Store of value assets
has perpetual shelf lives. Gold, silver, precious metals, currency, interest-bearing assets (bonds), real estate, and fine art, that maintain their value
without depreciating, are some of the examples of the store of value assets.
2.
Why depreciation is nil in the case of the store of value assets?
Depreciation is the
systematic allocation of the depreciable amount over the useful life of the asset.

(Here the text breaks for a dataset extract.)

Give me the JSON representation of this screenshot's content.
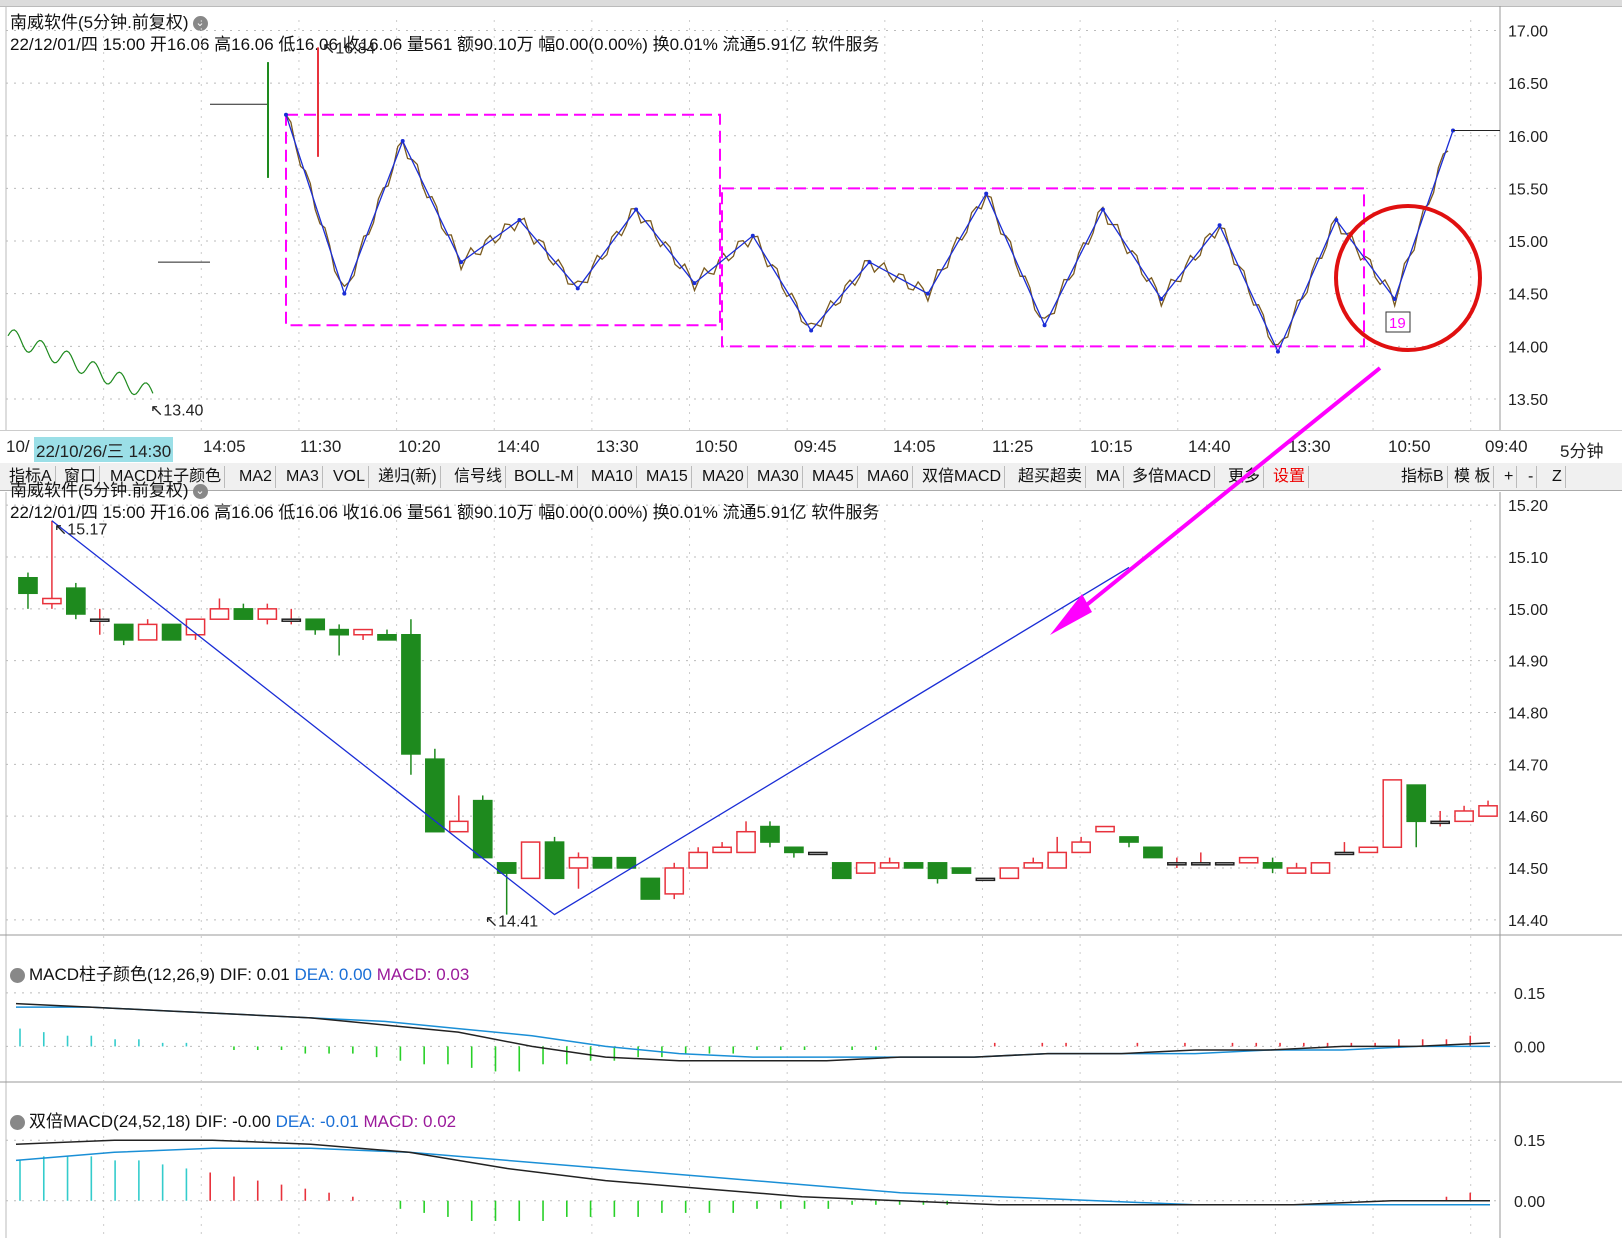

To calculate depreciation, the cost of the asset should be divided by the
useful life. Since the useful life of the store of value asset is perpetual, the
cost divided by the useful life would yield zero value.
3.
How store of value assets are similar to safe-haven assets?
a)
Store of value assets are most appealing
to risk-averse investors as these assets have a history of maintaining their
value over time.
b)
Speculative assets provide higher
returns, at the same time, they are highly volatile and often come up with
increased risk. Store of value, on the other hand, has low risk and lower
volatility while producing lower returns.
c)
Store of value assets are synonymously
used as safe-haven assets as they have a lot of features in common.
4.
Conclusion
The
store of value is something that tends to maintain or increase its value over time.
The law of demand-supply applies here. The store of value less risk, less
volatility, and in turn provide lower returns.